Берлин, Вильгельмштрассе, 77

15 декабря 1938 г., половина пятого вечера
   – А все же, мой фюрер, чешские LT 38 и LT 35 очень пригодились бы Вермахту, – вздохнул Кейтель. – Получше наших Pz. II будут, да и количество…
   – Никуда от нас это количество не денется, – отмахнулся от шефа ОКВ Гитлер. – Когда начнется война, а она рано или поздно начнется, мы захватим чехов за несколько дней.
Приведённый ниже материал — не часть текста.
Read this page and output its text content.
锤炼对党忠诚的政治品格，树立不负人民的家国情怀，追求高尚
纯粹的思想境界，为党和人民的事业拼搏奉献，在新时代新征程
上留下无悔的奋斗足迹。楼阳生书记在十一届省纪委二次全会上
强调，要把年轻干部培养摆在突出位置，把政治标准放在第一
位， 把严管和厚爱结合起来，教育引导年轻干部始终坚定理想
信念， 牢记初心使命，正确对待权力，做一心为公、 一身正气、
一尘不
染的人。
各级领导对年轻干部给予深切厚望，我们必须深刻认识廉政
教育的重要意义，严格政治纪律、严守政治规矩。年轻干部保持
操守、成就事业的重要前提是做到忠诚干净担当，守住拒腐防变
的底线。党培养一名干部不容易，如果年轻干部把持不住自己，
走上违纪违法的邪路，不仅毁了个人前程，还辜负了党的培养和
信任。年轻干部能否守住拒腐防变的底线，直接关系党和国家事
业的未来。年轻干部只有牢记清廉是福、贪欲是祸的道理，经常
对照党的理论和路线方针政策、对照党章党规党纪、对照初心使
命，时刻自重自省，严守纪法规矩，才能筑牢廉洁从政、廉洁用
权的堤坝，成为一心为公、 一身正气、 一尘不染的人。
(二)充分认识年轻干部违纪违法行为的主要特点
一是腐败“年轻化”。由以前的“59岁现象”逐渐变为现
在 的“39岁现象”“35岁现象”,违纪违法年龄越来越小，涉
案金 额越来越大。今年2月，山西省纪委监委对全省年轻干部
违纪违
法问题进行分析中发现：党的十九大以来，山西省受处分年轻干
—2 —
Если, конечно, они не пожелают выступить на нашей стороне сами.
   – По сути, деваться им некуда, – задумчиво произнес фон Браухич. – С одной стороны мы, с другой венгры… Не под крылышко же Мощицкому им проситься.
   – Кстати, про Мощицкого, – сказал только день как вернувшийся из Польши Риббентроп, и, отметив одобрительный кивок Гитлера, продолжил. – Принципиальное согласие Польши на наше предложение получено.
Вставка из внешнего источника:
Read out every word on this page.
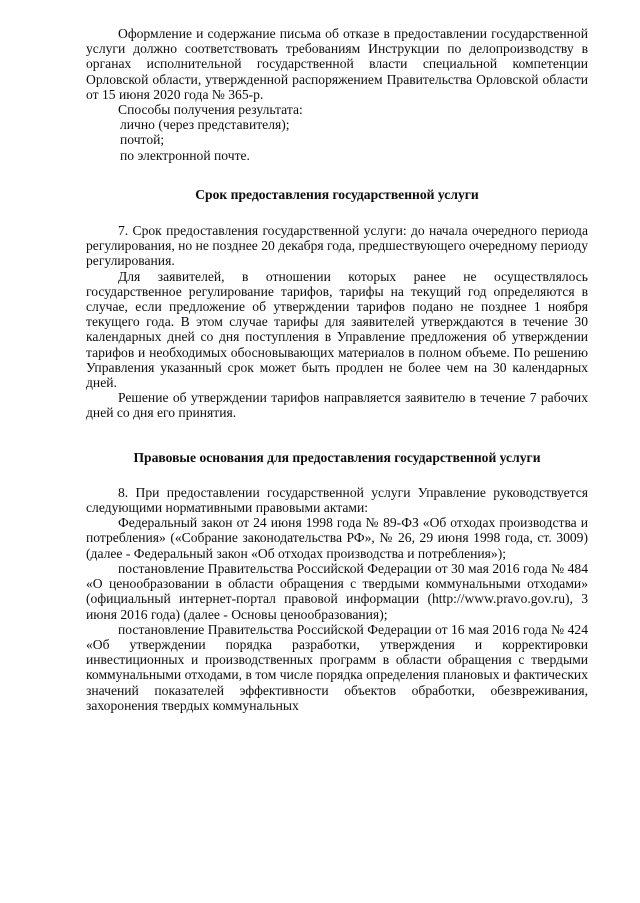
Оформление и содержание письма об отказе в предоставлении государственной услуги должно соответствовать требованиям Инструкции по делопроизводству в органах исполнительной государственной власти специальной компетенции Орловской области, утвержденной распоряжением Правительства Орловской области от 15 июня 2020 года № 365-р.

Способы получения результата:

лично (через представителя);

почтой;

по электронной почте.

Срок предоставления государственной услуги

7. Срок предоставления государственной услуги: до начала очередного периода регулирования, но не позднее 20 декабря года, предшествующего очередному периоду регулирования.

Для заявителей, в отношении которых ранее не осуществлялось государственное регулирование тарифов, тарифы на текущий год определяются в случае, если предложение об утверждении тарифов подано не позднее 1 ноября текущего года. В этом случае тарифы для заявителей утверждаются в течение 30 календарных дней со дня поступления в Управление предложения об утверждении тарифов и необходимых обосновывающих материалов в полном объеме. По решению Управления указанный срок может быть продлен не более чем на 30 календарных дней.

Решение об утверждении тарифов направляется заявителю в течение 7 рабочих дней со дня его принятия.

Правовые основания для предоставления государственной услуги

8. При предоставлении государственной услуги Управление руководствуется следующими нормативными правовыми актами:

Федеральный закон от 24 июня 1998 года № 89-ФЗ «Об отходах производства и потребления» («Собрание законодательства РФ», № 26, 29 июня 1998 года, ст. 3009) (далее - Федеральный закон «Об отходах производства и потребления»);

постановление Правительства Российской Федерации от 30 мая 2016 года № 484 «О ценообразовании в области обращения с твердыми коммунальными отходами» (официальный интернет-портал правовой информации (http://www.pravo.gov.ru), 3 июня 2016 года) (далее - Основы ценообразования);

постановление Правительства Российской Федерации от 16 мая 2016 года № 424 «Об утверждении порядка разработки, утверждения и корректировки инвестиционных и производственных программ в области обращения с твердыми коммунальными отходами, в том числе порядка определения плановых и фактических значений показателей эффективности объектов обработки, обезвреживания, захоронения твердых коммунальных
   – Какое предложение? – изумился Гиммлер. – Что мы можем предложить этим унтерменшам, кроме их капитуляции?
   – Например, «Зейдлиц» по сходной цене, – усмехнулся рейхсканцлер. – Не только мы желаем видеть свою родину великой. «Шакал восточной Европы» тоже спит и видит себя Речью Посполитой в границах тысяча пятьсот мохнатого года. Я дал поручение партайгеноссе Риббентропу провести переговоры с Мощицким о территориальных разделах в Европе. Йоахим, просветите товарищей по партии… – Гитлер поглядел на Рёдера, и поправился: – Просветите всех присутствующих о результатах.
   Министр иностранных дел, как обычно облаченный в форму группенфюрера СС, устало улыбнулся.
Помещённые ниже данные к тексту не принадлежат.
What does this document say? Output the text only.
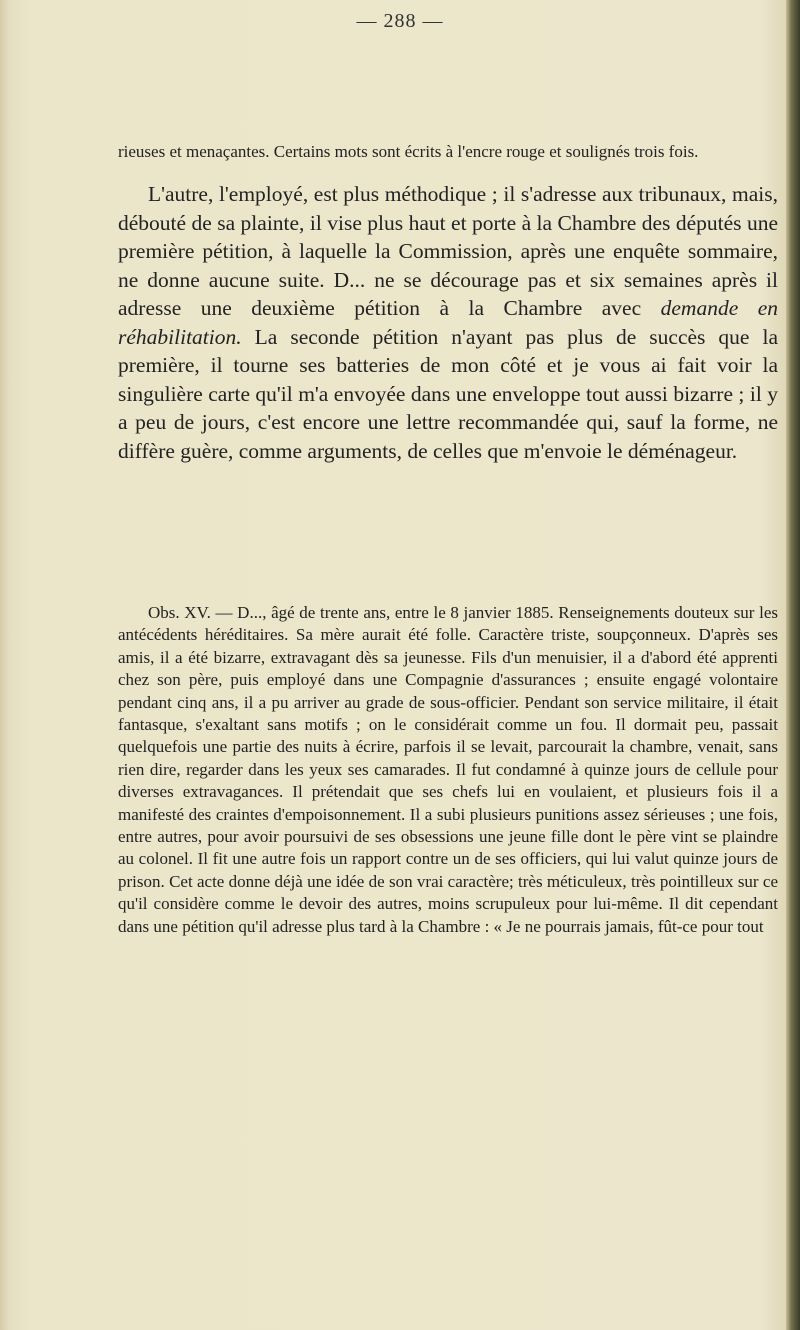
— 288 —

rieuses et menaçantes. Certains mots sont écrits à l'encre rouge et soulignés trois fois.

L'autre, l'employé, est plus méthodique ; il s'adresse aux tribunaux, mais, débouté de sa plainte, il vise plus haut et porte à la Chambre des députés une première pétition, à laquelle la Commission, après une enquête sommaire, ne donne aucune suite. D... ne se décourage pas et six semaines après il adresse une deuxième pétition à la Chambre avec demande en réhabilitation. La seconde pétition n'ayant pas plus de succès que la première, il tourne ses batteries de mon côté et je vous ai fait voir la singulière carte qu'il m'a envoyée dans une enveloppe tout aussi bizarre ; il y a peu de jours, c'est encore une lettre recommandée qui, sauf la forme, ne diffère guère, comme arguments, de celles que m'envoie le déménageur.

Obs. XV. — D..., âgé de trente ans, entre le 8 janvier 1885. Renseignements douteux sur les antécédents héréditaires. Sa mère aurait été folle. Caractère triste, soupçonneux. D'après ses amis, il a été bizarre, extravagant dès sa jeunesse. Fils d'un menuisier, il a d'abord été apprenti chez son père, puis employé dans une Compagnie d'assurances ; ensuite engagé volontaire pendant cinq ans, il a pu arriver au grade de sous-officier. Pendant son service militaire, il était fantasque, s'exaltant sans motifs ; on le considérait comme un fou. Il dormait peu, passait quelquefois une partie des nuits à écrire, parfois il se levait, parcourait la chambre, venait, sans rien dire, regarder dans les yeux ses camarades. Il fut condamné à quinze jours de cellule pour diverses extravagances. Il prétendait que ses chefs lui en voulaient, et plusieurs fois il a manifesté des craintes d'empoisonnement. Il a subi plusieurs punitions assez sérieuses ; une fois, entre autres, pour avoir poursuivi de ses obsessions une jeune fille dont le père vint se plaindre au colonel. Il fit une autre fois un rapport contre un de ses officiers, qui lui valut quinze jours de prison. Cet acte donne déjà une idée de son vrai caractère; très méticuleux, très pointilleux sur ce qu'il considère comme le devoir des autres, moins scrupuleux pour lui-même. Il dit cependant dans une pétition qu'il adresse plus tard à la Chambre : « Je ne pourrais jamais, fût-ce pour tout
   – Переговоры были те еще, – вздохнул он. – Не дипломатия, а восточный базар, честное слово. Все же поляки не меньшие азиаты, чем русские, что бы паны там не говорили.
   – Не тяни! – процедил Геринг.
   – Да ничего я не тяну, Герман! – отмахнулся, словно от назойливой мухи, Риббентроп.
   Взаимная нелюбовь главкома Люфтваффе и министра иностранных дел ни для кого из присутствующих тайной не была.
   – Фюрер поручил мне сделать предложение Мощицкому так, что он не сможет отказаться. Это я и сделал. Если в двух словах, то мы скормим полякам Литву, за исключением немецких территорий, которые отойдут нам, а они откажутся от своих притязаний на Данциг и отдадут его нам вместе с «коридором». Правда, они выторговали себе пять лет аренды части данцигского порта, покуда будут обустраивать базы ВМФ в Литве, да и Гдыня остается при них – но это, в случае войны, нам даже на руку. Подгоним к выходу из гаваней какое-нибудь старье с большими пушками, навроде «Шлезиена»…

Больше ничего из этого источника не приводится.